Karl-Theodor zu Guttenberg unterstützt künftig die EU-Kommission als unabhängiger Berater in Fragen der Internetfreiheit unter autoritären Regimes.
Der rheinland-pfälzische Ministerpräsident Kurt Beck (SPD) hat kritisiert, dass die EU-Kommission Ex-Verteidigungsminister Karl-Theodor zu Guttenberg (CSU) zum Ratgeber für Internetfreiheit gemacht hat.
"Was EU-Kommissarin Neelie Kroes da geritten hat, ihn als Berater zu holen, das kann ich nicht nachvollziehen", sagte Beck in einem Gespräch mit der Nachrichtenagentur dpa. "Warum dann der europäische Steuerzahler Beratungstätigkeit und Reisen von Amerika finanzieren soll, das ist mir schleierhaft. Von dieser Schaumschlägerei, glaube ich, haben wir genug."

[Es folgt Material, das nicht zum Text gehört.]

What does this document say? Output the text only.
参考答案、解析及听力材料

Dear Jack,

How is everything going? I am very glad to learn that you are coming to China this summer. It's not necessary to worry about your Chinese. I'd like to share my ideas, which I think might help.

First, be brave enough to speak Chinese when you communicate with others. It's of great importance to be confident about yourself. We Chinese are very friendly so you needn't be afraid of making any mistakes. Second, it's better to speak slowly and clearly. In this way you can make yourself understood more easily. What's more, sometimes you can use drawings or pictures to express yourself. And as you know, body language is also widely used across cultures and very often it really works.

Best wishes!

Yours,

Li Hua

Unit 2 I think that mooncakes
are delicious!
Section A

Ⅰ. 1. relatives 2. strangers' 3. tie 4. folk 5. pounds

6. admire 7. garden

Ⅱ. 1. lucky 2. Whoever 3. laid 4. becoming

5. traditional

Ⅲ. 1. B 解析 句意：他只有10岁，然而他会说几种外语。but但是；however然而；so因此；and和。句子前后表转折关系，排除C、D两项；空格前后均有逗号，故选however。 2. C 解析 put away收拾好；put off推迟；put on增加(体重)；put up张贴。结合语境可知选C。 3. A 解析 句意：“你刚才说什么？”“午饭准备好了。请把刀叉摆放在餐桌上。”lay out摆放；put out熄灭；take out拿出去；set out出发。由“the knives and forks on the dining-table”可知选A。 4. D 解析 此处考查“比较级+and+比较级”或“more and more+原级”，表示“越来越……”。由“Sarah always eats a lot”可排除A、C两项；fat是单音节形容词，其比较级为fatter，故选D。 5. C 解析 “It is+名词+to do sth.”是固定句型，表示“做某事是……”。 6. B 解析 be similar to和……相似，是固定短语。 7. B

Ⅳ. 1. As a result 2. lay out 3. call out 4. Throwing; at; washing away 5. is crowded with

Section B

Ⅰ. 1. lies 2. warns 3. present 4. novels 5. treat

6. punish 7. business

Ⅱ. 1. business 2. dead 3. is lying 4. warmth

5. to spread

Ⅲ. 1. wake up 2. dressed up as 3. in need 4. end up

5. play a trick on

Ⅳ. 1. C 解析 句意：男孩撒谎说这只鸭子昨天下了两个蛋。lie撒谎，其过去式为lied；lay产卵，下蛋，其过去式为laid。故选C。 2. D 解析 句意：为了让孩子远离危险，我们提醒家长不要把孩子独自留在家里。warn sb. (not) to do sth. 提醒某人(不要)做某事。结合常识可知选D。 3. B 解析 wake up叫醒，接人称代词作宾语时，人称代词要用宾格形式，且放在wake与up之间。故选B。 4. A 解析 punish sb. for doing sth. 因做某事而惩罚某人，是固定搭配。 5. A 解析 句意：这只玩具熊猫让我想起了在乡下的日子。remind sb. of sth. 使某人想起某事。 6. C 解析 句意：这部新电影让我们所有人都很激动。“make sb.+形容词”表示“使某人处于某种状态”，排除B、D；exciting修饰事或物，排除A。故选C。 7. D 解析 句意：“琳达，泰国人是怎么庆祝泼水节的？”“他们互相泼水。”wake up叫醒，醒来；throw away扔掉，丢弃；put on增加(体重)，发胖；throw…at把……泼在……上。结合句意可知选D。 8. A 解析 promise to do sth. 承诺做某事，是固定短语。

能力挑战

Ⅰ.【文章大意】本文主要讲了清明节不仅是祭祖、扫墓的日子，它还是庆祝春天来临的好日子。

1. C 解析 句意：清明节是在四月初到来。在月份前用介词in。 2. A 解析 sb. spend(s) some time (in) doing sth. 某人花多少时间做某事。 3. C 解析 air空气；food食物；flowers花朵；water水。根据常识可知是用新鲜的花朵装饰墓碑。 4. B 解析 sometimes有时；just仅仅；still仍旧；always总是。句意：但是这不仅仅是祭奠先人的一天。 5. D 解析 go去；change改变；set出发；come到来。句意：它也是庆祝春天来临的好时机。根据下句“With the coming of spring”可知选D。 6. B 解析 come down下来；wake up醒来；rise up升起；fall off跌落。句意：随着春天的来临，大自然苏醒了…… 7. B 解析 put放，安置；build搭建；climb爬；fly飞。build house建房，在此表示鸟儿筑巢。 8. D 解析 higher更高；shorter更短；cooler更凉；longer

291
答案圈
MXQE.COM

Die für Digitales zuständige EU-Kommissarin Neelie Kroes hatte Guttenberg zum ehrenamtlichen Berater beim Thema Internetfreiheit in autoritären Staaten gemacht. Der CSU-Politiker war im März als Verteidigungsminister nach der Affäre um seine Doktorarbeit zurückgetreten.
Er hatte sie in weiten Teilen aus fremden Quellen zusammengeschrieben. Eine absichtliche Täuschung weist er weiter zurück. Die Beratertätigkeit hält Guttenberg nach eigenen Angaben nicht für ein politisches Comeback.
Beck hält nichts von einem möglichen Comeback: "Ich bin sicher, er würde bei einer Rückkehr auf die politische Bühne wieder grandios scheitern, aber wieder viel Tamtam veranstalten. Was er als Wirtschaftsminister gemacht hat, war nichts. Er hat gedroht mit seinem Rücktritt beispielsweise bei der Opel-Rettung und es dann nicht gemacht", sagte der Ministerpräsident.
"Ansonsten hat er keine Spuren hinterlassen außer publizistischen. Nach allem, was er jetzt wieder von sich gibt, kann man von einer Läuterung überhaupt nicht reden."